Как легко можно догадаться, мы только что прочитали зарисовку из домашнего быта Иосифа Виссарионовича Джугашвили: мы понимаем уже, что именно на необходимость читательской расшифровки намекает синтаксическая несвязность, возникающая вокруг фамилии героя. Именно с его фамилией-псевдонимом (Сталин), благодаря псевдонимной подписи под рассказом, так «удачно» перекликается фамилия проходного пушкинского персонажа (Гвоздин: срв. также у Маяковского о большевиках: «Гвозди бы делать из этих людей!»), — и этот литературный двойник уже в 1924 году предвещает ему мрачную роль окончательного разорителя мужицкой России, обрекшего ее на нищету.

В кричащей на отца дочери легко узнать Светлану Аллилуеву, которая впоследствии действительно восстанет на отца, напишет о нем разоблачительные мемуары.
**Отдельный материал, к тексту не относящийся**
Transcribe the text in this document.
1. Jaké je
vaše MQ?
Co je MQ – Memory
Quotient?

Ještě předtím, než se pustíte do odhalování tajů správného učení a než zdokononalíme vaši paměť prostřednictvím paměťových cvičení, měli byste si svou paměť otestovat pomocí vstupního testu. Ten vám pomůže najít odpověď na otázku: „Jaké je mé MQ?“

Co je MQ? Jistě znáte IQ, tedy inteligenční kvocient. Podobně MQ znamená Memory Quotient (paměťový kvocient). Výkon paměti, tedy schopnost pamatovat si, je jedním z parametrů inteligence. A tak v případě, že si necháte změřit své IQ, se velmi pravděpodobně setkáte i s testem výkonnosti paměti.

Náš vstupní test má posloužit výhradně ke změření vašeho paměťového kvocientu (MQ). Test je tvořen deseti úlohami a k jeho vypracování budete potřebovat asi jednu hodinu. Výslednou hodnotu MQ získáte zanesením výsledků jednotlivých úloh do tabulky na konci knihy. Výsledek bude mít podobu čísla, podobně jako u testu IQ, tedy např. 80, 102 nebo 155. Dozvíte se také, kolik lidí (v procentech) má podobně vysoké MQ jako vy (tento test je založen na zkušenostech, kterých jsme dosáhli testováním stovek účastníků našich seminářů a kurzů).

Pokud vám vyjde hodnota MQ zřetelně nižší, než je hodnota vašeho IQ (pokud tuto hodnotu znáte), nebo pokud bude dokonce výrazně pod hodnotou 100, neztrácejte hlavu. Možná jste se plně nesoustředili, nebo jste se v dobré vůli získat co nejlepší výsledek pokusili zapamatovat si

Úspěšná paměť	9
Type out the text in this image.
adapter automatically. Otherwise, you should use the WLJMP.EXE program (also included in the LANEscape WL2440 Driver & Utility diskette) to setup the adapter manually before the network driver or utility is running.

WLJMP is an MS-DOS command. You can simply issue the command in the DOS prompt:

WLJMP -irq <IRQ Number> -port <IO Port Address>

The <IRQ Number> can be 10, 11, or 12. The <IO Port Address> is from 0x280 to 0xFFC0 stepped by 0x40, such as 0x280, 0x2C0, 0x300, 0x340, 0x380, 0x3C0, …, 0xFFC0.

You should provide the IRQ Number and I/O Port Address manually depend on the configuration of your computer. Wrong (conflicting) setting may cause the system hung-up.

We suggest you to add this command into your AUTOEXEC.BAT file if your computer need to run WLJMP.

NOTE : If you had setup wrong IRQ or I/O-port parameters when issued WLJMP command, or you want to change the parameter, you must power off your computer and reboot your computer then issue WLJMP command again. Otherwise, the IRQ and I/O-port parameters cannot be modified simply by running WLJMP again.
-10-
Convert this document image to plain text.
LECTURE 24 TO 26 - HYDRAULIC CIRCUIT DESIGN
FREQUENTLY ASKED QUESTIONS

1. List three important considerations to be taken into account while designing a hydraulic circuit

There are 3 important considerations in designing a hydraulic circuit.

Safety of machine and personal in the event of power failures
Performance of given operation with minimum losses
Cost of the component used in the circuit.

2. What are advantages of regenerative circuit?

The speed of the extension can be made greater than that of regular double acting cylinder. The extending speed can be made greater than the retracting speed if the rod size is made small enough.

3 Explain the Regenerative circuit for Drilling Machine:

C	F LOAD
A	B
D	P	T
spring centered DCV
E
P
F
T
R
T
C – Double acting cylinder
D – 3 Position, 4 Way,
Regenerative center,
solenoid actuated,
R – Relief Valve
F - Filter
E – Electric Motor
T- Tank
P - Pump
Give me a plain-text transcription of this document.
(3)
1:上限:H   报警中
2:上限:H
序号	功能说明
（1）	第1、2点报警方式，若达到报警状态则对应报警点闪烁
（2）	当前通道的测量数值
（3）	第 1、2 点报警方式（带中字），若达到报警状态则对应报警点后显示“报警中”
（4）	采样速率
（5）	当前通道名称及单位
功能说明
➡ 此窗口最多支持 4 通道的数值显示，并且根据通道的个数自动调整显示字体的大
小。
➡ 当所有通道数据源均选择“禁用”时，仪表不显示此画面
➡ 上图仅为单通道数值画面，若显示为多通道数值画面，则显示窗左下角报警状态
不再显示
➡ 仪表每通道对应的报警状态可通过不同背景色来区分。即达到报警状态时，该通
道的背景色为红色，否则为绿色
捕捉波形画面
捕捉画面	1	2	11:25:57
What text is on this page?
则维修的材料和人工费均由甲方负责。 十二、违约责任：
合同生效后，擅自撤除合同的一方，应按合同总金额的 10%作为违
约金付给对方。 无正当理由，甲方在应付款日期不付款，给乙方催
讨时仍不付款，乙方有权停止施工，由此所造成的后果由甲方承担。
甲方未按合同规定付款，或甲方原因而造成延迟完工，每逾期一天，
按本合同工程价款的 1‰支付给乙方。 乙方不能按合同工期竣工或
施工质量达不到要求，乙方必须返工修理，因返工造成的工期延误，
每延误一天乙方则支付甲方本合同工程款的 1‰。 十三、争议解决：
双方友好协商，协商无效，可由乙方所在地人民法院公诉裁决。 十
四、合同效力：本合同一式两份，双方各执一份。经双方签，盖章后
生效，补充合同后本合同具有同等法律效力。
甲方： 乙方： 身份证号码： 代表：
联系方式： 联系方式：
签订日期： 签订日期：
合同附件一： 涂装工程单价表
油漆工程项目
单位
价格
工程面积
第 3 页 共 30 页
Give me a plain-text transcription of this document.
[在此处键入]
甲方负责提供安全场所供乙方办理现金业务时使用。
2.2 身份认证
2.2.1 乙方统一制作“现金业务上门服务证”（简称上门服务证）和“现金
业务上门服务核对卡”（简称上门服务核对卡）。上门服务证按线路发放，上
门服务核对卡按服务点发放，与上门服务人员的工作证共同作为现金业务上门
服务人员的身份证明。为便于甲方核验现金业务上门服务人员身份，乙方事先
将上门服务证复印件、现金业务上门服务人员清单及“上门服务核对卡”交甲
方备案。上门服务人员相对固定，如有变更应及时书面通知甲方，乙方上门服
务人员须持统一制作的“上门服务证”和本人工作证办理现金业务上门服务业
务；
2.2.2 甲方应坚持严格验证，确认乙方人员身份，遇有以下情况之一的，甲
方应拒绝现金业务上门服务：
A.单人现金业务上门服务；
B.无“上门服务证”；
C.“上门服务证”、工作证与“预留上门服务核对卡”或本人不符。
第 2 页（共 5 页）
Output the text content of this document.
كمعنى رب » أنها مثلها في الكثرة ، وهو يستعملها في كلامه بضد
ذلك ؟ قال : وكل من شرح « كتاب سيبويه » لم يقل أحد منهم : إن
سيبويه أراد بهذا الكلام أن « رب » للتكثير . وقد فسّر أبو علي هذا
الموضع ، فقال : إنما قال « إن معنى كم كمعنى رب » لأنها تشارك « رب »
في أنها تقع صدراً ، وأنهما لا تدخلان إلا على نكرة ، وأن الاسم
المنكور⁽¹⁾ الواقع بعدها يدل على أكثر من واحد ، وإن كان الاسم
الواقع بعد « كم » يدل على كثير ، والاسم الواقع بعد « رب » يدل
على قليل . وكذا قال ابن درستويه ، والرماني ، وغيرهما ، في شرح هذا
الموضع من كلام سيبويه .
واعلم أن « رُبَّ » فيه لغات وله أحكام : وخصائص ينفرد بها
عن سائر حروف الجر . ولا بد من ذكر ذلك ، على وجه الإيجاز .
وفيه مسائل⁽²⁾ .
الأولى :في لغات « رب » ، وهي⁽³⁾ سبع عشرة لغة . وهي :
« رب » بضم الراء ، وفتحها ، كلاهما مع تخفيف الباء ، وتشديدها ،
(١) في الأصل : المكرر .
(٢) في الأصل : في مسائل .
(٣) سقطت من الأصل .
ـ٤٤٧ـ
Воспоминания же о семнадцатом годе, которые «выстукивает» товарищ Стайкин, — это, надо полагать, не что иное, как тошнотворный «Краткий курс истории ВКП(б)», который ему предстоит еще изваять.

Пояснения в процитированном пассаже требует, пожалуй, только фамилия Сталина, которая в булгаковском написании приобретает некую ленинскую картавость. С одной стороны, она напоминает, вернее предвещает «пишущую машинку с турецким акцентом», которую Остап купил для конторы «Рога и копыта» и в которой исследовательница, столь гениально разглядевшая в «Вороньей слободке» сталинское Политбюро (Майя Каганская), увидела намек на грузинский акцент Сталина. Интересно, с каким «акцентом» была упомянутая машинка у товарища Стайкина?